Riprendiamo da LIBERO di oggi 26/01/2024, a pag.1, con il titolo "Processo allo Stato ebraico. L'errore storico dell'Onu", l'editoriale di Daniele Capezzone.
Daniele Capezzone
Roosevelt e Churchill non avrebbero mai fatto alcuna equivalenza morale tra la democratica Israele e i tagliagole di Hamas
Può senz’altro addolorarci, ma purtroppo non deve sorprenderci la naturalezza, l’apparente “normalità” con cui Israele è stata trascinata davanti alla Corte dell’Aja con la raccapricciante accusa di genocidio.
Del resto, anche alle Nazioni Unite, sia in sede di Assemblea generale che di Consiglio per i diritti umani, Gerusalemme ha accumulato più pronunce di condanna di tutti gli altri Paesi messi insieme, stati canaglia inclusi. E per oggi è atteso un primo giudizio del tribunale internazionale: non sull’accusa di genocidio in sé (per quello ci vorranno anni), ma sulle cosiddette misure cautelari. L’Aja potrebbe cioè chiedere la sospensione delle operazioni militari dell’esercito israeliano: davanti a questa ipotesi, è pressoché scontato il no del governo di Gerusalemme, con una conseguente prevedibilissima nuova ondata di polemiche a livello globale. Un capolavoro al contrario: si arriverà alla ricorrenza della Giornata della Memoria non commemorando le vittime della Shoah, ma con lo Stato ebraico inseguito da un’accusa orrenda e oggetto di una campagna mondiale di mostrificazione.
AMARA VERITÀ
L’amara verità è che ormai ci siamo mitridatizzati - una goccia di veleno al giorno - a uno sconcertante rovesciamento delle parti: le democrazie sono sistematicamente sotto attacco e le dittature risultano costantemente giustificate.
Di più: le prime sono portate a colpevolizzarsi, ad autoflagellarsi, a trovarsi sempre “sbagliate” e non innocenti, mentre le seconde estranee a interrogativi e imbarazzi di questo tipo - procedono imperterrite nell’oppressione dei loro stessi popoli, nell’aggressione contro le nazioni vicine, e nel sostegno al terrorismo internazionale.
La fase post 7 ottobre poteva rappresentare l’occasione per voltare pagina: l’atrocità dei crimini commessi da Hamas contro i civili israeliani avrebbe dovuto riaprire i nostri occhi, chiusi da troppo tempo. E doveva ricordare a tutti una verità dolorosa ma necessaria: esistono guerre giuste, ci sono situazioni in cui le democrazie hanno il dovere di proteggersi da una minaccia letteralmente esistenziale.

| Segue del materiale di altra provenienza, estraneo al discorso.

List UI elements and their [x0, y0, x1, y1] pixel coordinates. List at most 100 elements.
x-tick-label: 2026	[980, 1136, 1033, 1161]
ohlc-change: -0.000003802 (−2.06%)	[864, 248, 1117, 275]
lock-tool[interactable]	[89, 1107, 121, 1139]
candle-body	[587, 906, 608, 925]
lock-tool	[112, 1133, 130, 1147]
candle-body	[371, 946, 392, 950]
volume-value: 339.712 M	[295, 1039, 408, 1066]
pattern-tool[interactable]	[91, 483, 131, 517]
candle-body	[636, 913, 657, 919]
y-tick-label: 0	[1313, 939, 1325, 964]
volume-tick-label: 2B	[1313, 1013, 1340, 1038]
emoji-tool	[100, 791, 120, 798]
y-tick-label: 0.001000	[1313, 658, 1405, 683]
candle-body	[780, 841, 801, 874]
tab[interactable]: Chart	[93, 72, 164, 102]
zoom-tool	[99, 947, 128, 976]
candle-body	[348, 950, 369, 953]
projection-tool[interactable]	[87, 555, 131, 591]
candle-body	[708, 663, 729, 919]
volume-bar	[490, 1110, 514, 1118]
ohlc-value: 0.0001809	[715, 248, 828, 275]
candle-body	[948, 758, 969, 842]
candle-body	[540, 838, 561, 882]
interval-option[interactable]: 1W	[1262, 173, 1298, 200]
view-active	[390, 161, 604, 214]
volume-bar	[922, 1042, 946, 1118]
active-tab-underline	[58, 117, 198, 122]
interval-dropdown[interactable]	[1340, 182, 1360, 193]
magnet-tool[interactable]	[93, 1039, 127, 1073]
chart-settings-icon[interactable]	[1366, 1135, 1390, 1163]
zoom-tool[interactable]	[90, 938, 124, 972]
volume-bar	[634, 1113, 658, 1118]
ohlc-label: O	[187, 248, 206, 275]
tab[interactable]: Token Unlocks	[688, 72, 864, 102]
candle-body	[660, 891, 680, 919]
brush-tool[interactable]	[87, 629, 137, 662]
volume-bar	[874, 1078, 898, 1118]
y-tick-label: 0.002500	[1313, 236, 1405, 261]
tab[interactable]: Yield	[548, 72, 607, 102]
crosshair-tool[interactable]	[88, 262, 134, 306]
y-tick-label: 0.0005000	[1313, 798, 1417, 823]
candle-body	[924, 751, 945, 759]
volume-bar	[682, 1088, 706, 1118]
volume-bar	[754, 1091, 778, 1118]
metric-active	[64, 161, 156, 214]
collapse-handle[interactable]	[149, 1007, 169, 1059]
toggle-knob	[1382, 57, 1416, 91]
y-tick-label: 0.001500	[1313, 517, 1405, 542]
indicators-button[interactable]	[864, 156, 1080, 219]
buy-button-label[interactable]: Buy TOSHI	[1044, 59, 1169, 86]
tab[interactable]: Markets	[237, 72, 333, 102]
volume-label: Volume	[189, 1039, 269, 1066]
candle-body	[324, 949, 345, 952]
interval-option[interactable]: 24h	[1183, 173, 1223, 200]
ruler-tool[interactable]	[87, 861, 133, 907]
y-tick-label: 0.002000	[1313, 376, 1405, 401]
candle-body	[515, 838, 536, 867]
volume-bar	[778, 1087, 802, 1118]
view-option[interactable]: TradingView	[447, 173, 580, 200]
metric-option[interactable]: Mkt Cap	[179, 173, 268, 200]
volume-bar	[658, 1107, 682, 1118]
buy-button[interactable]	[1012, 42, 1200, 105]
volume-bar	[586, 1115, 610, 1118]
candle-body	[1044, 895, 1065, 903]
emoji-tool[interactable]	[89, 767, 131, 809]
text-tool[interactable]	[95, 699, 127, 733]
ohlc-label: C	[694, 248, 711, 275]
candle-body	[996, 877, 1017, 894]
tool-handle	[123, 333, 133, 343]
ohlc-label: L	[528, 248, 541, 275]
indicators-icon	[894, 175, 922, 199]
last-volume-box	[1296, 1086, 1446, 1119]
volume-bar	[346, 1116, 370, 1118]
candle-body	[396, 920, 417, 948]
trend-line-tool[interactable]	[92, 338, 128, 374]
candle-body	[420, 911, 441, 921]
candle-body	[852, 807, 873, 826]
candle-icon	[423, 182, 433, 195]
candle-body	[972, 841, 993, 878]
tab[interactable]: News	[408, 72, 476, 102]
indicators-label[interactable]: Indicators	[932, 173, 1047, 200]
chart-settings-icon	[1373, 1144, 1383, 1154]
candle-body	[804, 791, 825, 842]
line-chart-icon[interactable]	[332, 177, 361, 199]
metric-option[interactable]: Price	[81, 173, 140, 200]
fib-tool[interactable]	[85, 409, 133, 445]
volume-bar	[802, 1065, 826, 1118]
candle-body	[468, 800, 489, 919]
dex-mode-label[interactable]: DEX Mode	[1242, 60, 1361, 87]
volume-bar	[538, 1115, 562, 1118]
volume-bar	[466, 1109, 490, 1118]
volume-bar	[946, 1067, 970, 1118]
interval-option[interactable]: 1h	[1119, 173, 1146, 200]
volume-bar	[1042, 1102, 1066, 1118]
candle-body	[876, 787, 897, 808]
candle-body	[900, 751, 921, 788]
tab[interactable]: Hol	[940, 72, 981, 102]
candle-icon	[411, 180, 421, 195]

Così doveva essere inquadrata dagli osservatori occidentali l’inevitabile reazione militare di Gerusalemme: non come una vendetta frutto di un riflesso condizionato, ma come un’azione volta a mettere Hamas nelle condizioni di non nuocere più, e anche ad avvisare in modo deciso le altre teste del medesimo mostro fondamentalista islamico.
Questo non vuol dire esentare Gerusalemme - ci mancherebbe - dal rispetto del diritto internazionale. Ma significa essere consapevoli della differenza incommensurabile tra una democrazia che, con il suo esercito, avvisa la popolazione civile residente nelle zone che saranno oggetto di azione militare e - dall’altra parte - macellai spietati che invece espongono il loro stesso popolo a ogni sorta di rischio; tra chi punta a minimizzare il numero delle vittime e chi invece non si fa scrupolo di massimizzarlo, usando la propria gente come scudo umano. Dopo di che, atroci errori - in guerra - possono accadere, e tutto deve sempre essere oggetto di scrutinio. Ma un elementare sussulto morale, oltre che una dose minima di onestà intellettuale, avrebbero dovuto imporre al nostro Occidente di non avere esitazione, di non tentennare, e di mettere ogni goccia di sangue versato a Gaza in primo luogo sul conto morale e politico di Hamas.
MEMORIA TRADITA
E invece, a partire dalla Casa Bianca di Joe Biden e arrivando alla solita incommentabile Ue, per non dire di un sistema mediatico pressoché interamente schiacciato contro Gerusalemme, si è via via fatto sfumare il ricordo del 7 ottobre, si è focalizzata tutta l’attenzione sulle sofferenze dei palestinesi (che pure indubbiamente esistono), e si sono messi gli israeliani sul banco- non metaforico- degli imputati. È un errore storico, etico e politico.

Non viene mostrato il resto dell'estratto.